= Thorn in the flesh =

Biblical phrase

Thorn in the flesh is a phrase of New Testament origin used to describe an annoyance, or trouble in one's life, drawn from Paul the Apostle's use of the phrase in his Second Epistle to the Corinthians.

And lest I should be exalted above measure through the abundance of the revelations, there was given to me a thorn in the flesh, the messenger of Satan to buffet me, lest I should be exalted above measure. ^{8} For this thing I besought the Lord thrice, that it might depart from me. ^{9} And he said unto me, My grace is sufficient for thee: for my strength is made perfect in weakness. Most gladly therefore will I rather glory in my infirmities, that the power of Christ may rest upon me. (2 Corinthians 12:7–9: King James Version).

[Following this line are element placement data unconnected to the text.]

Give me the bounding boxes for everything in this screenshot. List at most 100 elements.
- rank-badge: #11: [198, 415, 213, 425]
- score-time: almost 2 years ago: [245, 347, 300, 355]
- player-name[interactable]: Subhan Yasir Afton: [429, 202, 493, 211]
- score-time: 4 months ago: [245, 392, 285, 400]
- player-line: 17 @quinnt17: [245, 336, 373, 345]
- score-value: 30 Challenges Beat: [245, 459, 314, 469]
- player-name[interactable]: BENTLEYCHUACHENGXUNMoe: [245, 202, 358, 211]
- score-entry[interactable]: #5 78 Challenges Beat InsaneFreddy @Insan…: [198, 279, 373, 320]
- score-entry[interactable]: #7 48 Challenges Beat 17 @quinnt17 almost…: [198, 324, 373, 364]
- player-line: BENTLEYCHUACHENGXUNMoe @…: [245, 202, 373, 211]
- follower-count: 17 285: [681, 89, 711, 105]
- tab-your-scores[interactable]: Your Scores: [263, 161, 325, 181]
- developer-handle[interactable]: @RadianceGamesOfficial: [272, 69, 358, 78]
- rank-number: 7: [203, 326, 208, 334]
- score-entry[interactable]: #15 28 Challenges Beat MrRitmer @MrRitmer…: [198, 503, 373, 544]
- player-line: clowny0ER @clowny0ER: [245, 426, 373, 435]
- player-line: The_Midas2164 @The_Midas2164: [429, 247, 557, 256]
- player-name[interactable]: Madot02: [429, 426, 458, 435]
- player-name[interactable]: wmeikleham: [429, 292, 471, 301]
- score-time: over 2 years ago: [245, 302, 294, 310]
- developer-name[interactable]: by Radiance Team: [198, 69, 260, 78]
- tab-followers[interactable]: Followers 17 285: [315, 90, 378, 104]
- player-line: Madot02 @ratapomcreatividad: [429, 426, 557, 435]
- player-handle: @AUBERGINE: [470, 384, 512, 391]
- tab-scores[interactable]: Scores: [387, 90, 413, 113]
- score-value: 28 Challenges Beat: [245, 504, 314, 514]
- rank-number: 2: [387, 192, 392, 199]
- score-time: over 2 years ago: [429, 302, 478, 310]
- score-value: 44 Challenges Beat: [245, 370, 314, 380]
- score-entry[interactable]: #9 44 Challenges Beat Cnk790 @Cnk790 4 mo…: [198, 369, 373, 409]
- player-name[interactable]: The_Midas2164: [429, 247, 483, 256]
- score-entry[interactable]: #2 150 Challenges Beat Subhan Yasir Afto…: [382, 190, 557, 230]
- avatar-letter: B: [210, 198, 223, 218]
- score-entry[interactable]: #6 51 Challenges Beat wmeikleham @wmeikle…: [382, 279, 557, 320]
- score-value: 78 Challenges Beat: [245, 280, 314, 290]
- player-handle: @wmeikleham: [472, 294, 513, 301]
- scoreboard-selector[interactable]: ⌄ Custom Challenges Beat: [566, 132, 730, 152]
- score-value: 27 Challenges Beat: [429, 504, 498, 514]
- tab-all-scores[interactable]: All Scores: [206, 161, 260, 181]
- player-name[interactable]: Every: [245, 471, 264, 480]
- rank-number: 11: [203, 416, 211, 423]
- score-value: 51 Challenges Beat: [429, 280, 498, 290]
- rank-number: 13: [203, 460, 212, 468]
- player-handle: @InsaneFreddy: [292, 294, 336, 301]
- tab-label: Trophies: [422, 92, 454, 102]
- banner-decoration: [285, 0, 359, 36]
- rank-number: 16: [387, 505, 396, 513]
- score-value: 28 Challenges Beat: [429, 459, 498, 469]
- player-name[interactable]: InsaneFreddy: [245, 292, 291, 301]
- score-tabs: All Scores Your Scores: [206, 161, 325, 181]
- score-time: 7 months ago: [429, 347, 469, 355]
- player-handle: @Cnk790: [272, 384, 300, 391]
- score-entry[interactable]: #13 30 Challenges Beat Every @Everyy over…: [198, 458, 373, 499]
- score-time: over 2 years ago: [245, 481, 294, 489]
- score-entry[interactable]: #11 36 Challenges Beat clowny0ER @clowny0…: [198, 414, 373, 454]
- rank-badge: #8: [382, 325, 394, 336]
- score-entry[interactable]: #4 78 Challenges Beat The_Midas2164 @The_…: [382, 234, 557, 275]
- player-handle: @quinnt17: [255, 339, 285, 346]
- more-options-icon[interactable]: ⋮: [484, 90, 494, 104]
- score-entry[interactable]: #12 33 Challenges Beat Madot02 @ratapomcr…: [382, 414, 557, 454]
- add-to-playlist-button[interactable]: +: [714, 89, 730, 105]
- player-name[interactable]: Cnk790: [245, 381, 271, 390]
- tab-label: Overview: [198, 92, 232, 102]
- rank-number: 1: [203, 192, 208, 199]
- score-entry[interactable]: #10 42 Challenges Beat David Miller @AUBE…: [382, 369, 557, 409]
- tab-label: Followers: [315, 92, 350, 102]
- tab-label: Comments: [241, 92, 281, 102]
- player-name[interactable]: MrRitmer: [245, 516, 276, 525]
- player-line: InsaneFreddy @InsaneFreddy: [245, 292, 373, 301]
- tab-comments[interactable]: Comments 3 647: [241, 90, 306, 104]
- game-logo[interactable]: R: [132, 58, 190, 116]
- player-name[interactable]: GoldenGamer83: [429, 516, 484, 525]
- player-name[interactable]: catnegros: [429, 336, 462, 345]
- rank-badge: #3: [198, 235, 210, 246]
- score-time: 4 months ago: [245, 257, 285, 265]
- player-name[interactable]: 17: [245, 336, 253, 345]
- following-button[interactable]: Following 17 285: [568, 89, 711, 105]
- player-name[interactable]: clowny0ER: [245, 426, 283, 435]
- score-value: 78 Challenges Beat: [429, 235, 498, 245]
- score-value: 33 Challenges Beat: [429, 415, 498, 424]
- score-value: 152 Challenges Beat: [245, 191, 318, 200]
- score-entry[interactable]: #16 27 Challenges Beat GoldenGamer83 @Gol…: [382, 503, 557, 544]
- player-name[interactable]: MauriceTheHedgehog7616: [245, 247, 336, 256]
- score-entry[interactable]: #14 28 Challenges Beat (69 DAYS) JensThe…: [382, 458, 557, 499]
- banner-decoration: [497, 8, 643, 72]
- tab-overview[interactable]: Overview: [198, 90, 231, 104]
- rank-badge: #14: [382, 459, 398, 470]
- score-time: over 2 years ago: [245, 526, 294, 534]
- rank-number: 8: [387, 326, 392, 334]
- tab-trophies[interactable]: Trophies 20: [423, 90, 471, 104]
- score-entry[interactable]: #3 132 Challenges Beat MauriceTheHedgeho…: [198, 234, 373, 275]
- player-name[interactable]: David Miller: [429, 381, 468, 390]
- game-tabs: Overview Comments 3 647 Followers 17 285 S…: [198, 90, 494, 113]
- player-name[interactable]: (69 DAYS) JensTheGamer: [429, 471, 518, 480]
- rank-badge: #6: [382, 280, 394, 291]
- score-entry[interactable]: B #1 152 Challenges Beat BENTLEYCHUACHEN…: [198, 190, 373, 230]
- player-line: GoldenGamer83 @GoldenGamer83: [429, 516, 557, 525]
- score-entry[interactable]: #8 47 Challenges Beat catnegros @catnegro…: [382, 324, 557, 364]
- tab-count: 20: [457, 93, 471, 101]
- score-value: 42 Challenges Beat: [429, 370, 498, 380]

Other biblical passages where "thorn" is used as a metaphor are:

Know for a certainty that the your God will no more drive out [any of] these nations from before you; but they shall be snares and traps unto you, and scourges in your sides, and thorns in your eyes, until ye perish from off this good land which the your God hath given you.
— Joshua 23:13

And there shall be no more a pricking briar unto the house of Israel, nor [any] grieving thorn of all [that are] round about them, that despised them; and they shall know that I [am] the Lord GOD.
— Ezekiel 28:24
The standard English translation was popularised by the 1611 King James Version of the Bible. Among earlier translations, the 1526 Tyndale Bible uses "vnquyetnes" ("unquietness") rather than "thorn", and the 1557 Geneva Bible refers to a "pricke in the fleshe".

== Biblical meaning ==
Paul mentions what the "thorn in his flesh" was in 2 Corinthians 12:6-7 when he said (Verse 6) "...lest any man should think of me above that which he seeth me to be, or that he heareth of me. (Verse 7) And lest I should be exalted above measure through 'the abundance of revelations', there was given to me 'a thorn in the flesh'..." from "the abundance of revelations" and how people perceived him or "...man should think of me above that which he seeth me to be, or that he heareth of me."

Paul does not specify the nature of his "thorn", and his other epistles do not directly address the topic. Throughout church history, there has been a significant amount of speculation about what Paul was referring to, although scholars such as Philip Edgcumbe Hughes, F. F. Bruce and Ralph P. Martin conclude that definite identification of the thorn is impossible with the evidence available. Other scholars such as B. J. Oropeza, M. David Litwa, and Paula R. Gooder suggest that the thorn refers to the messenger of Satan who harmed Paul during his third heaven experience.

The "thorn" is most commonly interpreted in relation to persecutions or hardships Paul faced.

Other interpretations include:
- Suggestions of "impiety": Easton's Bible Dictionary associates this interpretation with "Roman Catholic writers".
- Paul's agony over Jewish rejection of the gospel
- A reference to Paul's opponents
- A physical ailment
- A temptation to unbelief.

== Modern usage ==
The phrase "thorn in the flesh" continues to be used as a metaphor for "a source of continual annoyance or trouble." It is synonymous with the phrase "thorn in the side", which is also of biblical origin, based on the description in Numbers 33:55. As an example usage, the Oxford English Dictionary cites E. M. Forster's 1924 novel A Passage to India, in which Nawab Bahadur says, "I can be a thorn in Mr. Turton's flesh, and if he asks me I accept the invitation."